The rules that they make for other men’s actions, must, as well as their own and other men’s actions, be conformable to the law of nature, i.e. to the will of God, of which that is a declaration, and the fundamental law of nature being the preservation of mankind, no human sanction can be good, or valid against it. (emphasis added; hat tip, Eugene Volokh)

The Supreme Court has also recognized that the right of self defense was a “natural right” of man that predated the very founding of our nation:

By the time of the founding, the right to have arms had become fundamental for English subjects. See Malcolm 122–134. Blackstone, whose works, we have said, “constituted the preeminent authority on English law for the founding generation,” Alden v. Maine527 U. S. 706715 (1999) , cited the arms provision of the Bill of Rights as one of the fundamental rights of Englishmen. See 1 Blackstone 136, 139–140 (1765). His description of it cannot possibly be thought to tie it to militia or military service. It was, he said, “the natural right of resistance and self-preservation,” id., at 139, and “the right of having and using arms for self-preservation and defence,” id., at 140; see also 3 id., at 2–4 (1768). Other contemporary authorities concurred. See G. Sharp, Tracts, Concerning the Ancient and Only True Legal Means of National Defence, by a Free Militia 17–18, 27 (3d ed. 1782); 2 J. de Lolme, The Rise and Progress of the English Constitution 886–887 (1784) (A. Stephens ed. 1838); W. Blizard, Desultory Reflections on Police 59–60 (1785). Thus, the right secured in 1689 as a result of the Stuarts’ abuses was by the time of the founding understood to be an individual right protecting against both public and private violence.

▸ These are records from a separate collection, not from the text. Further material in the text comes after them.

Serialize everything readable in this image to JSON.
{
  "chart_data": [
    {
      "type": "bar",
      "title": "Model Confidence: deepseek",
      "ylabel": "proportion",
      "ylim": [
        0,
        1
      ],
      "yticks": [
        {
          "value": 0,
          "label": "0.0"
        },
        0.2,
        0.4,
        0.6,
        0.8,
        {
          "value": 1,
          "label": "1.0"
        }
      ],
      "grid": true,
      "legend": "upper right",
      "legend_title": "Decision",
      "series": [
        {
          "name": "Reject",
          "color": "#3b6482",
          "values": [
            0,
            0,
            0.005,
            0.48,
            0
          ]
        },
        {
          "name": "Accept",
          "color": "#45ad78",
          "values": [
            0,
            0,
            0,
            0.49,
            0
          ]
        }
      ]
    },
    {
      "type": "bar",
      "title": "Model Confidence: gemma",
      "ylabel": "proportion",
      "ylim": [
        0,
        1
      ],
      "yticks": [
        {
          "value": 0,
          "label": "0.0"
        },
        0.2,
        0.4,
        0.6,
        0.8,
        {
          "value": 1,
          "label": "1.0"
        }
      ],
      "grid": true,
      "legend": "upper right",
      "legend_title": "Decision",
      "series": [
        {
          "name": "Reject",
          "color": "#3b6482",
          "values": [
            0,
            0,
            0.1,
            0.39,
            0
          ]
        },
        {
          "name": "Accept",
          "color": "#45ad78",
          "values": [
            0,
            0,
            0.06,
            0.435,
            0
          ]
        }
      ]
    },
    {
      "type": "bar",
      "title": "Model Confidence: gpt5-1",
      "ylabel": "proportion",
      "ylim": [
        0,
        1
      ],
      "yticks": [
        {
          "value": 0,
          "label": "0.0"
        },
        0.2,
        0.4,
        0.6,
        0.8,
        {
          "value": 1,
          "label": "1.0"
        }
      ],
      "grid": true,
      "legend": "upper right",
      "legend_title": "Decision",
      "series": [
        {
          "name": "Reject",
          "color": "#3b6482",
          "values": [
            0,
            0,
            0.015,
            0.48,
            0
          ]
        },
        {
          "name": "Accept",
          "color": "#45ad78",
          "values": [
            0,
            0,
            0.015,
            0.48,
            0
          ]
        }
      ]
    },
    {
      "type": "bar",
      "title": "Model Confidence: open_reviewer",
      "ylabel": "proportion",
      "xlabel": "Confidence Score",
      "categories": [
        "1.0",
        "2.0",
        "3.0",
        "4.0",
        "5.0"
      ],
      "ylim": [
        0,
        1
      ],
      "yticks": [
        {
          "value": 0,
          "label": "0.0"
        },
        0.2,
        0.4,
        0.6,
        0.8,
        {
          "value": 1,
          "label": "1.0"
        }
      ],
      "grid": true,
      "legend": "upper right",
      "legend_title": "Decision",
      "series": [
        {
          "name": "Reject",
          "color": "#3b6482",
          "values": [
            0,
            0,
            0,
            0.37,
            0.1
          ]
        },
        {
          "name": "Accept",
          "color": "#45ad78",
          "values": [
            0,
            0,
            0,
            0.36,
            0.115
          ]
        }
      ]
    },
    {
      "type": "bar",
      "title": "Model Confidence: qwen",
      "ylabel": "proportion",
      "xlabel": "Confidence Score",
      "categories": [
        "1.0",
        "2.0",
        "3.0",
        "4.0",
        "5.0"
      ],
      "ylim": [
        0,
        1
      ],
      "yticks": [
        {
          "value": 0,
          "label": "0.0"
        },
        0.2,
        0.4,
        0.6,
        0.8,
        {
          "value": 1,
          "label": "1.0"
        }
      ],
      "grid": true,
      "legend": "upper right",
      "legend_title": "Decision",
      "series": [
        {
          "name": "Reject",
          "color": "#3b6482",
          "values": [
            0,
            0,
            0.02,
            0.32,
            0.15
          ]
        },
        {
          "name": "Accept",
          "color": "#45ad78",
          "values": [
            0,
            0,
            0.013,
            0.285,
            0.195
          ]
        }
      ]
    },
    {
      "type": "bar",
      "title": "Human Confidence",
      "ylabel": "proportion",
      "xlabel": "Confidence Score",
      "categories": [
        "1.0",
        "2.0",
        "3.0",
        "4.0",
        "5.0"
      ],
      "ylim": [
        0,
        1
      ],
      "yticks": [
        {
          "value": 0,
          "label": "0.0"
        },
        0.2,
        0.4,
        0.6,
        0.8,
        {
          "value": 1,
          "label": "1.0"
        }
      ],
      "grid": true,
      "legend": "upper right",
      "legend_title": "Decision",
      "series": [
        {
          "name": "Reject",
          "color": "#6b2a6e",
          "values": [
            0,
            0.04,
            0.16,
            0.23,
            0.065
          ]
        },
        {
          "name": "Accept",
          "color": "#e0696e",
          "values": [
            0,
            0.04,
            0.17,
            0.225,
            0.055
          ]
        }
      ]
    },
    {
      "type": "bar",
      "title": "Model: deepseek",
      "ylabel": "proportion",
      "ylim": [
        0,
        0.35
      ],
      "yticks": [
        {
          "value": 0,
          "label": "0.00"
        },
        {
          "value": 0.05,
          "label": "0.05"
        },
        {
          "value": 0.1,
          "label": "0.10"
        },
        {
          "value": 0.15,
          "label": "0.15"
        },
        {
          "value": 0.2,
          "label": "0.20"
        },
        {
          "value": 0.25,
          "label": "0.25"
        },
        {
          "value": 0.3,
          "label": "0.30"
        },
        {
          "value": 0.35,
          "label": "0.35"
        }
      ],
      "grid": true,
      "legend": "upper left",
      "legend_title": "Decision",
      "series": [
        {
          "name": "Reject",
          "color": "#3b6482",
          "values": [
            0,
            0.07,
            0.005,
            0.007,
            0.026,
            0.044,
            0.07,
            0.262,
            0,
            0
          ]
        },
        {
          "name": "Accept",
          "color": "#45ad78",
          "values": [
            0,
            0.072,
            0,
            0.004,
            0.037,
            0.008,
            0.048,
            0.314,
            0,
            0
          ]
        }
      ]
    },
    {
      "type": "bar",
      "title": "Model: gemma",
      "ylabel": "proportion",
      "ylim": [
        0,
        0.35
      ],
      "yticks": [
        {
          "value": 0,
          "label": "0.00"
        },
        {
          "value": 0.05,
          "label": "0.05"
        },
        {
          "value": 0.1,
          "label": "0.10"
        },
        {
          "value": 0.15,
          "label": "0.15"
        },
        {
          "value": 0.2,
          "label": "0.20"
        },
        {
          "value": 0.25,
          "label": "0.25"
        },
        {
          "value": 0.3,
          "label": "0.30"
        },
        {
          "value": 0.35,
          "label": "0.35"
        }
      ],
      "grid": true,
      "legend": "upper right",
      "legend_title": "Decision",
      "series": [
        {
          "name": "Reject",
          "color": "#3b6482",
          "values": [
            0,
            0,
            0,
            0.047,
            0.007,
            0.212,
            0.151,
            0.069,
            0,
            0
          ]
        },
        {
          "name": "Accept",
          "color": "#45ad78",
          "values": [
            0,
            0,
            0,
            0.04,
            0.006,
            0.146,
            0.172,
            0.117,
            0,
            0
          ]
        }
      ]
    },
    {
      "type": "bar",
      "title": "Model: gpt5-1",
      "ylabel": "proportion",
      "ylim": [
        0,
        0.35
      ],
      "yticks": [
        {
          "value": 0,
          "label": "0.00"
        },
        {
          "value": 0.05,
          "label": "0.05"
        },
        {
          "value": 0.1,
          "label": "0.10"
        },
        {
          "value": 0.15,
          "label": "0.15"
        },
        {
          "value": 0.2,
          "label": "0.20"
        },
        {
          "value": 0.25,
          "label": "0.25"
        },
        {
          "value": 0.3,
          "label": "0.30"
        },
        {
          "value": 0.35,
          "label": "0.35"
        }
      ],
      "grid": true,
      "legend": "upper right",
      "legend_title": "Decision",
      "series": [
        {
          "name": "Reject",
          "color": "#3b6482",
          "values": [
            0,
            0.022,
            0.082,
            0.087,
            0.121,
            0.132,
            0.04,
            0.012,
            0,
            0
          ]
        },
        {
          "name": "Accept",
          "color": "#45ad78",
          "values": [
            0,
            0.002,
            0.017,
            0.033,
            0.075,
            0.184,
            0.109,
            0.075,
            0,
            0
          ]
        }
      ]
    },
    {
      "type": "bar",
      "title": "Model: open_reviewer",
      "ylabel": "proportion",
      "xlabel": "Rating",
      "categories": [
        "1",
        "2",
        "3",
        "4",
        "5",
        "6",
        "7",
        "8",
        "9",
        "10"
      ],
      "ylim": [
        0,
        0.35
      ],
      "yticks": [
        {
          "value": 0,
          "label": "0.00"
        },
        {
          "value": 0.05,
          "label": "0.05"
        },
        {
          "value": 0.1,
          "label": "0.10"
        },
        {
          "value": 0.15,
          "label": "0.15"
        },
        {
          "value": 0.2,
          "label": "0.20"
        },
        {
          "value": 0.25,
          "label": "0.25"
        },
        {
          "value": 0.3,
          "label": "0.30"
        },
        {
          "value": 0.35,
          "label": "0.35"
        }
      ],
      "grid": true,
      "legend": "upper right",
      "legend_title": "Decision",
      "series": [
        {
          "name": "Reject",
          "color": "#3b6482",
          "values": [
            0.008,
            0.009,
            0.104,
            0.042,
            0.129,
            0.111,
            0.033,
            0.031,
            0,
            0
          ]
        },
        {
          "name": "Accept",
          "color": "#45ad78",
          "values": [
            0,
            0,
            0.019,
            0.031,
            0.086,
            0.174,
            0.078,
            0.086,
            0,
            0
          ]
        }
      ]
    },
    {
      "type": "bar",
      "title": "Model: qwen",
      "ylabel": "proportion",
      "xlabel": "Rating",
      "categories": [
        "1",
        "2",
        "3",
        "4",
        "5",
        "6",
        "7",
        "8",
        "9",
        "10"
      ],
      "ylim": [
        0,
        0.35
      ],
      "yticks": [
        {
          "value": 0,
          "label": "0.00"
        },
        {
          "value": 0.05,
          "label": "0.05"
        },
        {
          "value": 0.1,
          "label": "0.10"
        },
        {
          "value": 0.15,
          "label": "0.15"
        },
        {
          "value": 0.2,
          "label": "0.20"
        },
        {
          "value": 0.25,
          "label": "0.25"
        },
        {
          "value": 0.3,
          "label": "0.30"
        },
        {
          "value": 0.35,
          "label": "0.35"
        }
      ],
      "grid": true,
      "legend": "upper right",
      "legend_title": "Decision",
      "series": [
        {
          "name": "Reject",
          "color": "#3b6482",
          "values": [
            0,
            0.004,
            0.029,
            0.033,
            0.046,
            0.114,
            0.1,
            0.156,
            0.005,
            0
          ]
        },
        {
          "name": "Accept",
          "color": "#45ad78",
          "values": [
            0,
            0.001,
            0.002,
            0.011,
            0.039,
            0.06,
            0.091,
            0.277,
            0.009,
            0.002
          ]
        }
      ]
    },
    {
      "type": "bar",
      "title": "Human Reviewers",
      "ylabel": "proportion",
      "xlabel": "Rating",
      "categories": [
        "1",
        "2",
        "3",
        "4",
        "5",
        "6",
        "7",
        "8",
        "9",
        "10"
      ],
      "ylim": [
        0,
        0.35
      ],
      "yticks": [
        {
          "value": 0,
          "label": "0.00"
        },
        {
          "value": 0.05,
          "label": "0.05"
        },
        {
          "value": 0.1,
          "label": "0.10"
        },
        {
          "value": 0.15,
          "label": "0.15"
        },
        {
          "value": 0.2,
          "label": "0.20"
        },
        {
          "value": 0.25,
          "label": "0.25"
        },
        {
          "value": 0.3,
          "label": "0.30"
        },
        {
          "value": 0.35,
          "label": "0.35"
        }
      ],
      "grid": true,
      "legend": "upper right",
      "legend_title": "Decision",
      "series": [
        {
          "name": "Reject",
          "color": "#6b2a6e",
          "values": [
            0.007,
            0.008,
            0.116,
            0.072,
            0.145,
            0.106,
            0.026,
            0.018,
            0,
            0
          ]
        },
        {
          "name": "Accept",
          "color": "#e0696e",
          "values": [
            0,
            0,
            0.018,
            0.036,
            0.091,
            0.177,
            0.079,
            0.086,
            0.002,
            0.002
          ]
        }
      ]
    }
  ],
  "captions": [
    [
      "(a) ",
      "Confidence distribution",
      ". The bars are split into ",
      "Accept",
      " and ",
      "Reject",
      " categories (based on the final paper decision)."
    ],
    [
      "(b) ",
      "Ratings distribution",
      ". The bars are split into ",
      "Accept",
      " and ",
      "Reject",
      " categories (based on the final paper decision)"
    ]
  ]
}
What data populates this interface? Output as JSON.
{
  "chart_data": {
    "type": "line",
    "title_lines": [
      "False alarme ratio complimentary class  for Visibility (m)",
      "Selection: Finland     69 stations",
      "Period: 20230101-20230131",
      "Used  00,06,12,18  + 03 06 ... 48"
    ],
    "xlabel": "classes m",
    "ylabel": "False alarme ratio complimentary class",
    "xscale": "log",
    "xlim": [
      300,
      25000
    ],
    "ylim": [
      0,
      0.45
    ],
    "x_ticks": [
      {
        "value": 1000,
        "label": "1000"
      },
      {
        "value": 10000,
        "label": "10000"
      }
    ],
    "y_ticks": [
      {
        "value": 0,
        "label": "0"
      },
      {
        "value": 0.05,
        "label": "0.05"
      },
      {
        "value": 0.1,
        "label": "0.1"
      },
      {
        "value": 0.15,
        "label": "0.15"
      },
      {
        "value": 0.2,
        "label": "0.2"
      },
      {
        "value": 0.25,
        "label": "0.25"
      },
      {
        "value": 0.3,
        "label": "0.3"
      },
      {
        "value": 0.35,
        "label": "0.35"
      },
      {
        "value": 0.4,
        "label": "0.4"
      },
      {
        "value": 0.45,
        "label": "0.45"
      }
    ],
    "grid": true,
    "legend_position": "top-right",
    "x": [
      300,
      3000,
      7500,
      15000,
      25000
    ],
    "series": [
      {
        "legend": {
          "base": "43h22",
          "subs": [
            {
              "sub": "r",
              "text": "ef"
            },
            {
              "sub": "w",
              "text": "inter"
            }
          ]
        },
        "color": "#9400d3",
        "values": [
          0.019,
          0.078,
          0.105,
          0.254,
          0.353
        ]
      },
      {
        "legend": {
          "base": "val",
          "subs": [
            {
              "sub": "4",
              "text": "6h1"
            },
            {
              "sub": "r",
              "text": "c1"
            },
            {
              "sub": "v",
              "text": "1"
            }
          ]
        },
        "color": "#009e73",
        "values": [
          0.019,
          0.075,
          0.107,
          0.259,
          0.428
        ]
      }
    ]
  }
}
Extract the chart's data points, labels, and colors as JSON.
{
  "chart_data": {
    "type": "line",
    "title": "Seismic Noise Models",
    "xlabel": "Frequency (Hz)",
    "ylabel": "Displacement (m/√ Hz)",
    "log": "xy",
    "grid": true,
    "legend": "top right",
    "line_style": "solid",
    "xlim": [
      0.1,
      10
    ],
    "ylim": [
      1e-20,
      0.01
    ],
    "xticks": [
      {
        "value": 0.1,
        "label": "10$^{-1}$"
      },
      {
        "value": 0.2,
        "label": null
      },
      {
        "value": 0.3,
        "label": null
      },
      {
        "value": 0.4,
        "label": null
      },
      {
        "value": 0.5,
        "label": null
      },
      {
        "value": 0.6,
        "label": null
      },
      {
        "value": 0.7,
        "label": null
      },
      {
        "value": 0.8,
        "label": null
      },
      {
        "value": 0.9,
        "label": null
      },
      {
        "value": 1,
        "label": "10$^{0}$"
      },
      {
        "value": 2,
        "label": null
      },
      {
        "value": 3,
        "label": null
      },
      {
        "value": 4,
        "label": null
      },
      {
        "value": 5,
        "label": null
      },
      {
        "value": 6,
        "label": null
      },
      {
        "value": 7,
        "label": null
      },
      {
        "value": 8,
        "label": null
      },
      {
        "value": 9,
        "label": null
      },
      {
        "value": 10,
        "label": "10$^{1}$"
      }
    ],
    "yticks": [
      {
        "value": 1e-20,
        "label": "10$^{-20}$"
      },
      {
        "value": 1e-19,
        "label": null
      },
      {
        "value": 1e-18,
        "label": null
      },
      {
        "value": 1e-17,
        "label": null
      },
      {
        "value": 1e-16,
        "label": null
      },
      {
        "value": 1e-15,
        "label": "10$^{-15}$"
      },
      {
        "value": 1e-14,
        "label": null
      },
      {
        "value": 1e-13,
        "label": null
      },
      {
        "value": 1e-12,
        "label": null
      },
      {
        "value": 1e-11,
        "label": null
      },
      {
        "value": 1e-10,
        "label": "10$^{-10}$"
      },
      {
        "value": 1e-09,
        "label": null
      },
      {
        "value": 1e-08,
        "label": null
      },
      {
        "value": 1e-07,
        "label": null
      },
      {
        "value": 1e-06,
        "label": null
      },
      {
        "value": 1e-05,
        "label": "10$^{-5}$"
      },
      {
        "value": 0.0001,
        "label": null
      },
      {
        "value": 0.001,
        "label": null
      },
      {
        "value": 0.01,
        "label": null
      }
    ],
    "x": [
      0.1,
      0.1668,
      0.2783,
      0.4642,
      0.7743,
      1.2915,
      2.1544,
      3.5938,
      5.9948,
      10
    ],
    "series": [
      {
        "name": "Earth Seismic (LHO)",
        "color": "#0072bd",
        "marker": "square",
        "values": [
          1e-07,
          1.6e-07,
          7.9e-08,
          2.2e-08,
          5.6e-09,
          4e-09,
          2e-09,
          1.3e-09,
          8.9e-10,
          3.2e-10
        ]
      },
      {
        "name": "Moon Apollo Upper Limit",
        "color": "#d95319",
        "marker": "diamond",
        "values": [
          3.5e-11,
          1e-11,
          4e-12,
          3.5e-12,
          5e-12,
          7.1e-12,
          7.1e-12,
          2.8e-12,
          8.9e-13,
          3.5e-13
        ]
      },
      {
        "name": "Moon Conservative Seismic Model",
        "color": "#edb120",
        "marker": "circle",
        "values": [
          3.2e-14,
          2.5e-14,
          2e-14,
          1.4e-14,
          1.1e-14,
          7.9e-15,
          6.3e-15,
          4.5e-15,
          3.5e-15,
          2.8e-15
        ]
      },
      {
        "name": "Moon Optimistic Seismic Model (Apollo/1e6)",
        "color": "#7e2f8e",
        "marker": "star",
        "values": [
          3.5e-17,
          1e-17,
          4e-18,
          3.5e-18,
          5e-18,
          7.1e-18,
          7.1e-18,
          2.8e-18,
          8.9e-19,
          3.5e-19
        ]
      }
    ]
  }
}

What does all this mean?  Essentially that gun control represents not merely a limitation on a constitutional right but a limitation on a God-given right of man that has existed throughout the history of civil society.  All rights — of course — are subject to some limits (free speech is not unlimited, for example), and there is much room for debate on the extent of those limits, but state action against the right of self-defense is by default a violation of the natural rights of man, and the state’s political judgment about the limitations of that right should be viewed with extreme skepticism and must overcome a heavy burden of justification.

In other words, you can take my AR-15 when you pry it . . . well, you know the rest.